In this example, we will explore ways to create a RAG agent with LLMs and embedders from Clarifai using Embedchain.

Prerequisites

  • Setting up the Clarifai Python SDK along with PAT. Refer to the installation and configuration with the PAT token here.

    note

    Guide to get your PAT

  • Install the required packages.

!pip install embedchain[clarifai]

Initialisation

Embedchain allows users to create personalised AI apps using the App method. It also allows users to create and manage instances of bots (applications) that leverage custom knowledge bases for answering queries. You can also add data from different sources such as text, documents, websites, images, and videos into your app.

Click here to learn more about apps in embedchain.

# Import the App class from the embedchain module
from embedchain import App

# Create an instance of the App class using a custom configuration
app = App.from_config(config={
# Configuration for the large language model (LLM)
"llm": {
# Specify the provider for the LLM, in this case, Clarifai
"provider": "clarifai",
# Configuration details for the LLM
"config": {
# Specify the model URL from Clarifai
"model": "https://clarifai.com/mistralai/completion/models/mistral-7B-Instruct",
# Additional model parameters
"model_kwargs": {
# Temperature parameter for the model, which controls the randomness of the output
"temperature": 0.5,
# Maximum number of tokens (words or pieces of words) in the generated response
"max_tokens": 1000
}
}
},
# Configuration for the embedder
"embedder": {
# Specify the provider for the embedder, in this case, Clarifai
"provider": "clarifai",
# Configuration details for the embedder
"config": {
# Specify the embedding model URL from Clarifai
"model": "https://clarifai.com/openai/embed/models/text-embedding-ada",
}
}
})

This code initializes an application instance from the EmbedChain framework with specific configurations for a large language model (LLM) and an embedder, both sourced from Clarifai. The App.from_config method is used to set up this instance. The LLM configuration specifies the use of the mistral-7B-Instruct model hosted by Clarifai, with additional parameters such as a temperature setting of 0.5 to control response randomness and a maximum token limit of 1000 for generated outputs. The embedder configuration uses the text-embedding-ada model from Clarifai for embedding text data.

Data Ingestion

In EmbedChain you can add data and its embedding from various sources into the application's knowledge base, making it accessible for querying by the bots. This process involves extracting content from different data types, converting it into embeddings using specified models, and storing these embeddings in the knowledge base. For our example, we are going to use an Image URL.

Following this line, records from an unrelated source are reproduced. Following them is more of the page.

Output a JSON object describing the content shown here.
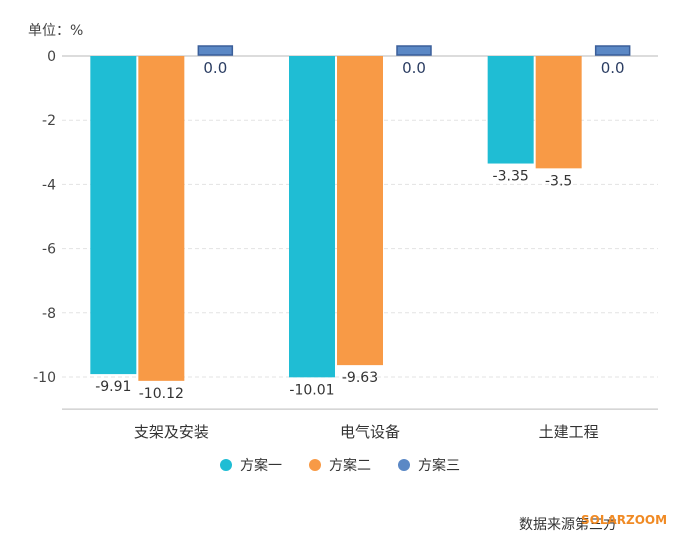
{
  "chart_data": {
    "type": "bar",
    "unit_label": "单位：%",
    "categories": [
      "支架及安装",
      "电气设备",
      "土建工程"
    ],
    "series": [
      {
        "name": "方案一",
        "color": "#1fbdd4",
        "values": [
          -9.91,
          -10.01,
          -3.35
        ]
      },
      {
        "name": "方案二",
        "color": "#f89a46",
        "values": [
          -10.12,
          -9.63,
          -3.5
        ]
      },
      {
        "name": "方案三",
        "color": "#5b88c5",
        "values": [
          0.0,
          0.0,
          0.0
        ]
      }
    ],
    "data_labels": [
      [
        "-9.91",
        "-10.12",
        "0.0"
      ],
      [
        "-10.01",
        "-9.63",
        "0.0"
      ],
      [
        "-3.35",
        "-3.5",
        "0.0"
      ]
    ],
    "ylim": [
      -11,
      0
    ],
    "yticks": [
      0,
      -2,
      -4,
      -6,
      -8,
      -10
    ],
    "ytick_labels": [
      "0",
      "-2",
      "-4",
      "-6",
      "-8",
      "-10"
    ],
    "grid": true,
    "legend_position": "bottom-center",
    "source": "数据来源第三方",
    "watermark": "SOLARZOOM"
  }
}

Click here to learn more about data ingestion in embedchain.

info

By default, embedchain uses chromadb as vectorstore for your app.

app.add("https://www.forbes.com/profile/elon-musk")
Output
Inserting batches in chromadb: 100%|██████████| 1/1 [00:06<00:00,  6.86s/it]

Query

Users can now run queries on the data they ingested using the app.query() method.

Refer to this page to know more about app.query().

while True:
# Prompt the user to enter a question
question = input("Enter question: ")

# Check if the user wants to quit the loop
if question in ['q', 'exit', 'quit']:
# If the input is 'q', 'exit', or 'quit', break the loop and end the program
break

# Use the app to query the entered question and get an answer
answer = app.query(question)

# Print the answer returned by the app
print(answer)
Output
Enter question: identify the person
The person being referred to in the context is Elon Musk.